Uit ‘Amburgo’ voor ‘Hamburg’ samen met de hierboven reeds genoemde Italiaanse eigennamen ‘l’Olanda’ voor ‘Holland’, ‘l’Aia’ voor ‘La Haye’ en ‘l’Avana’ voor ‘La Habana’ gesteld tegenover de ‘onveranderd’ overgenomen Italiaanse benamingen voor o.a. Honduras, Haiti, Hong Kong, Helsinki, ‘Le Havre’ en verder ook ‘onveranderd’ overgenomen namen als Hannover, Hanoi, Haifa….zou men – meer algemeen – kunnen afleiden dat enkel de ‘oorspronkelijke’ vreemde eigennamen die met de letter ‘h’ beginnen en die door een of andere wijziging, weglating of toevoeging van letters in het Italiaans anders geschreven en dus ‘geïtalianiseerd’ werden ook konsekwent ‘geïtalianiseerd’ werden in het weglaten van de beginletter ‘h’ die in de regel in het ‘echt’ Italiaans nooit uitgesproken en – op een handjevol uitzonderingen na – dus ook nooit geschreven wordt . Die paar uitzonderingen zijn bovendien functioneel verantwoord, bv. ‘ho’ – ‘hai’ – hanno’ (wkw. vormen) tegenover respectievelijk ‘o’ (voegw.), ‘ai’ (vz. + lidw.) en ‘anno’ (naamwoord).

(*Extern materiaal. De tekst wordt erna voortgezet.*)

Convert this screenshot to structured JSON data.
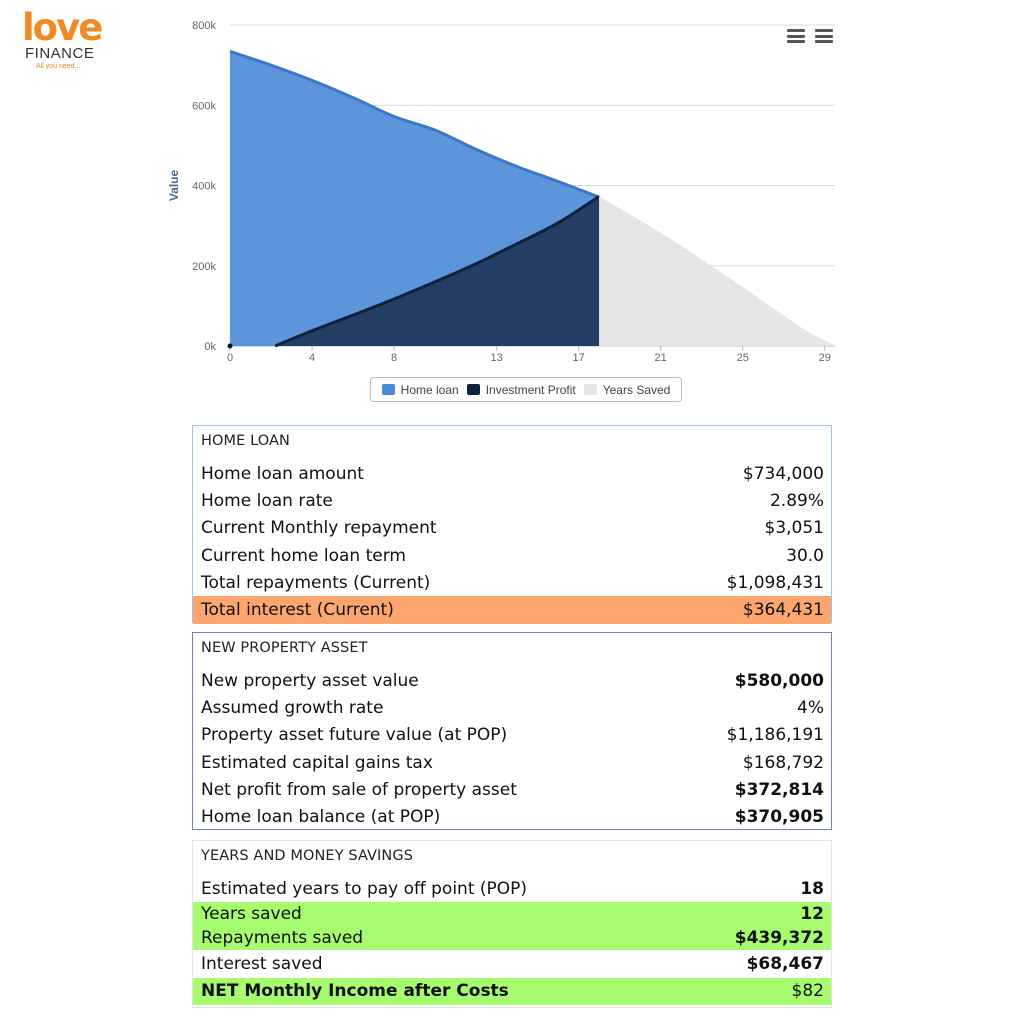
{
  "logo": {
    "word": "love",
    "sub": "FINANCE",
    "tagline": "All you need..."
  },
  "colors": {
    "home_loan": "#4a8ad6",
    "investment_profit": "#243f63",
    "years_saved": "#e6e6e6",
    "highlight_orange": "#fca56e",
    "highlight_green": "#a6fb6e"
  },
  "chart_menu": [
    "menu-icon",
    "menu-icon"
  ],
  "chart_data": {
    "type": "area",
    "ylabel": "Value",
    "xlabel": "",
    "y_ticks": [
      "0k",
      "200k",
      "400k",
      "600k",
      "800k"
    ],
    "x_ticks": [
      "0",
      "4",
      "8",
      "13",
      "17",
      "21",
      "25",
      "29"
    ],
    "ylim": [
      0,
      800000
    ],
    "xlim": [
      0,
      29.5
    ],
    "grid": true,
    "legend_position": "bottom",
    "series": [
      {
        "name": "Home loan",
        "x": [
          0,
          2,
          4,
          6,
          8,
          10,
          12,
          14,
          16,
          18
        ],
        "values": [
          734000,
          700000,
          662000,
          619000,
          572000,
          538000,
          490000,
          447000,
          410000,
          370905
        ]
      },
      {
        "name": "Investment Profit",
        "x": [
          2.2,
          4,
          6,
          8,
          10,
          12,
          14,
          16,
          18
        ],
        "values": [
          0,
          38000,
          77000,
          117000,
          160000,
          205000,
          255000,
          307000,
          372814
        ]
      },
      {
        "name": "Years Saved",
        "x": [
          18,
          20,
          22,
          24,
          26,
          28,
          29.5
        ],
        "values": [
          370905,
          312000,
          248000,
          180000,
          110000,
          40000,
          0
        ]
      }
    ]
  },
  "home_loan": {
    "title": "HOME LOAN",
    "rows": [
      {
        "label": "Home loan amount",
        "value": "$734,000"
      },
      {
        "label": "Home loan rate",
        "value": "2.89%"
      },
      {
        "label": "Current Monthly repayment",
        "value": "$3,051"
      },
      {
        "label": "Current home loan term",
        "value": "30.0"
      },
      {
        "label": "Total repayments (Current)",
        "value": "$1,098,431"
      },
      {
        "label": "Total interest (Current)",
        "value": "$364,431"
      }
    ]
  },
  "property": {
    "title": "NEW PROPERTY ASSET",
    "rows": [
      {
        "label": "New property asset value",
        "value": "$580,000"
      },
      {
        "label": "Assumed growth rate",
        "value": "4%"
      },
      {
        "label": "Property asset future value (at POP)",
        "value": "$1,186,191"
      },
      {
        "label": "Estimated capital gains tax",
        "value": "$168,792"
      },
      {
        "label": "Net profit from sale of property asset",
        "value": "$372,814"
      },
      {
        "label": "Home loan balance (at POP)",
        "value": "$370,905"
      }
    ]
  },
  "savings": {
    "title": "YEARS AND MONEY SAVINGS",
    "rows": [
      {
        "label": "Estimated years to pay off point (POP)",
        "value": "18"
      },
      {
        "label": "Years saved",
        "value": "12"
      },
      {
        "label": "Repayments saved",
        "value": "$439,372"
      },
      {
        "label": "Interest saved",
        "value": "$68,467"
      },
      {
        "label": "NET Monthly Income after Costs",
        "value": "$82"
      }
    ]
  }
}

Waarom de ene vreemde eigennaam ‘geïtalianiseerd’ werd en de andere niet, blijft natuurlijk een Italiaans mysterie, net zoals het mysterie van het ‘geslacht’ dat ermee werd verbonden. Het blijft dus onder meer een groot mysterie waarom het Italiaans ‘Holland’ een vrouwelijke uitgang heeft toebedeeld [(la) ‘Olanda’] maar België daarentegen een mannelijk uiteinde [(il) ‘Belgio’] heeft toebedacht.

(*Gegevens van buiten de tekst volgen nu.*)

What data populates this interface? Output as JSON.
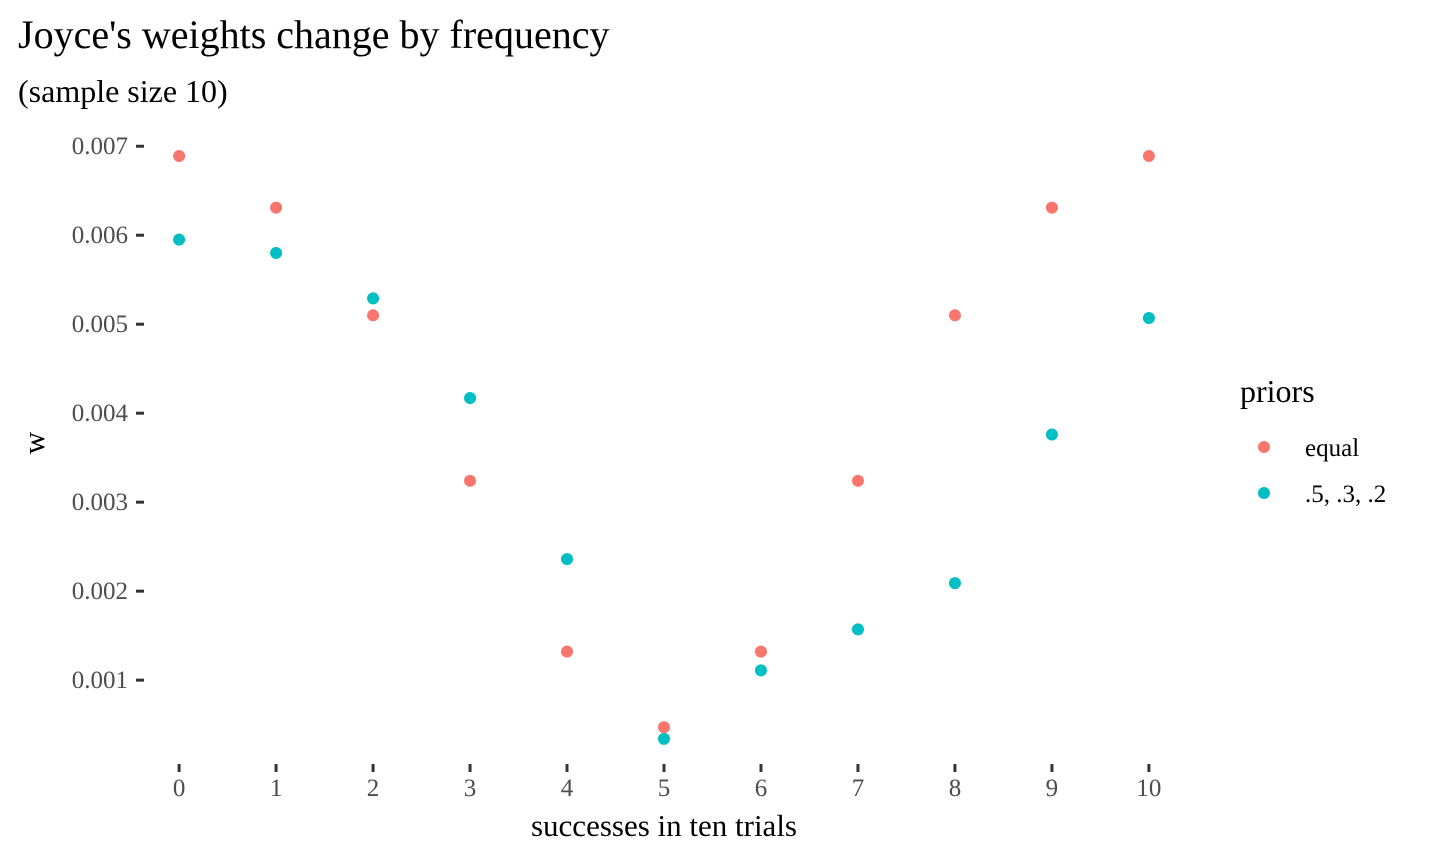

Anderzijds lijkt het mij nu veel minder een mysterie waarom zelfs de roemrijke Nederlandse ‘haring’ (door toevoeging van een simpele ‘a’) konsekwent ‘geïtalianiseerd’ werd tot ‘aringa’ en dus – in de lijn van de hierboven geuite denkpiste – niet tot ‘haringa’!